I love my baby girl. And my baby boy. And my bigger boys. I love that my Julia smiles when I give her attention. I wish I could just spoon her all day and night. I love that Tyler wants to play superheros with me and he comes up with elaborate scenarios and when one guy gets saved, he thanks the others. And usually there is a mom and baby relationship. I love that Isaac lays down next to Julia to stroke and admire her. I love that Dylan brings a soccer ball wherever I let him and plays his heart out. He wants to donate one to his class so he can leave it there. I love that my Steven does not let his to do list get long. I wish he could spoon me all day and night too.
I love that the things that stress me out are so not of real importance compared to people who have sick children or parents or even deaths to deal with.

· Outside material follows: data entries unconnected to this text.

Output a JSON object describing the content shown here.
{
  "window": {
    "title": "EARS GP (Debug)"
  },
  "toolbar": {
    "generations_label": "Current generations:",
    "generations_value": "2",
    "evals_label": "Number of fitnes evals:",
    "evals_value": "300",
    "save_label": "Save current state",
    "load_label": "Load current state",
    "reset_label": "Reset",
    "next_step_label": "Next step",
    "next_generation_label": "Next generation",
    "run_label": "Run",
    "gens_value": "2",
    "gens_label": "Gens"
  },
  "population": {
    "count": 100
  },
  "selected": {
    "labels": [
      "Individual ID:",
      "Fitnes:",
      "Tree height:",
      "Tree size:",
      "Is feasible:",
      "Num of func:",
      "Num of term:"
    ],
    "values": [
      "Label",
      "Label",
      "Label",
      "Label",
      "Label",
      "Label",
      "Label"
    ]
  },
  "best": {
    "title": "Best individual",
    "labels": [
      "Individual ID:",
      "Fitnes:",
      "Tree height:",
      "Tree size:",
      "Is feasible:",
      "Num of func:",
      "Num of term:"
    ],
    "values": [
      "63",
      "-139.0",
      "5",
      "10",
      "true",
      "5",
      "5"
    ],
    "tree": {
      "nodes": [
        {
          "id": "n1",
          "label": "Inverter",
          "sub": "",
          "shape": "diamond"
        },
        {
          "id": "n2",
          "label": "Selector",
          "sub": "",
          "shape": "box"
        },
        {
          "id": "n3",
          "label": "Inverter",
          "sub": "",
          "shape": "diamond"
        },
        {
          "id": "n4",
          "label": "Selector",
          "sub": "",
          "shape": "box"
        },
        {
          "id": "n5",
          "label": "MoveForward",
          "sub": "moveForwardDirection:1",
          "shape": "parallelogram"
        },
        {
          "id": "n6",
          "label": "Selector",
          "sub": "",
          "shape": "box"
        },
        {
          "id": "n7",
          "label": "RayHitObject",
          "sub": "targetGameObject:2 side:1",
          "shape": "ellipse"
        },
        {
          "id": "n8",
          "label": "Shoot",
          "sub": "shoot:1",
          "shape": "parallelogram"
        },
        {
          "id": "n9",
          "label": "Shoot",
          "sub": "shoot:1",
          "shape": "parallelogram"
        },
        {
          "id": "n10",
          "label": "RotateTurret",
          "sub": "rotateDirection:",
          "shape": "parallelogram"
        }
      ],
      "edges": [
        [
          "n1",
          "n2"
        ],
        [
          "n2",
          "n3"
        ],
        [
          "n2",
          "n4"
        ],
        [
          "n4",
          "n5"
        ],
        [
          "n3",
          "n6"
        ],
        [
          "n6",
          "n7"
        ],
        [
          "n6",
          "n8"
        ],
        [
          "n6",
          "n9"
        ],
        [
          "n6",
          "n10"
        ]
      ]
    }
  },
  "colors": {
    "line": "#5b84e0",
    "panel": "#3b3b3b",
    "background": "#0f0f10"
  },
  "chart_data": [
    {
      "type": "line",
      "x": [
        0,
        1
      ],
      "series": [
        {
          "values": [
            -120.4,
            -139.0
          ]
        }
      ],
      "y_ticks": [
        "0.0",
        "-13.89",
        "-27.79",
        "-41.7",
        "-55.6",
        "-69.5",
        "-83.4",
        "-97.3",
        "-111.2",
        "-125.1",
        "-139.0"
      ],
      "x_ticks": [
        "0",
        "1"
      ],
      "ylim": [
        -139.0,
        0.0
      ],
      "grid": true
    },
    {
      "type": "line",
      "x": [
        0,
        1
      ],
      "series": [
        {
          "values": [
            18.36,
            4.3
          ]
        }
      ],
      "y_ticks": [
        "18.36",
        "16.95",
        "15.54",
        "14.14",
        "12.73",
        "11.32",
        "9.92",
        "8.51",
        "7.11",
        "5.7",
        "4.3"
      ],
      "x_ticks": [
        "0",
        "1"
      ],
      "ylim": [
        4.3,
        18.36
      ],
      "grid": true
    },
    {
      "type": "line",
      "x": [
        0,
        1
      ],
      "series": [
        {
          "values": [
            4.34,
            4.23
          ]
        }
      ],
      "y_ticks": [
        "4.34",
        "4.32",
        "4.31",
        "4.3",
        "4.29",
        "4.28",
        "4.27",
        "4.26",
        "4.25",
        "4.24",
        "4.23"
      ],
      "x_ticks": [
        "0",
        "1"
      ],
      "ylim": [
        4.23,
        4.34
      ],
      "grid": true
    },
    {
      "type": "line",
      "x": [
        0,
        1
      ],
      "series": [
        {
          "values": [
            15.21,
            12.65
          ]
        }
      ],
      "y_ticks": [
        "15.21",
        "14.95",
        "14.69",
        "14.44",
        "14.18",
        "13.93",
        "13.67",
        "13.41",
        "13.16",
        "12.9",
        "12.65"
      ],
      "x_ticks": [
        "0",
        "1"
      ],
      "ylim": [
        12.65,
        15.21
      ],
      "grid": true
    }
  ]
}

I simply have too much junk on my dining room table and too many photos everywhere.
I love that I cross contaminate, in a good way, my friends with other friends with patients with my business with church with my office with mom's groups with my family and it is all a big mix. I want everyone to see and do every good thing possible.
I love that I follow Christ and that knowledge helps me prioritize, serve, and parent my babies and that through His plan, families are forever. 'Til death isn't good enough for me. (Julia is just sleeping here but there was a hash tag thing going around where people were holding up a photo of Jesus. Julia is always cuter than I, and my hand is in it, so it sorta maybe kinda counts as a selfie.)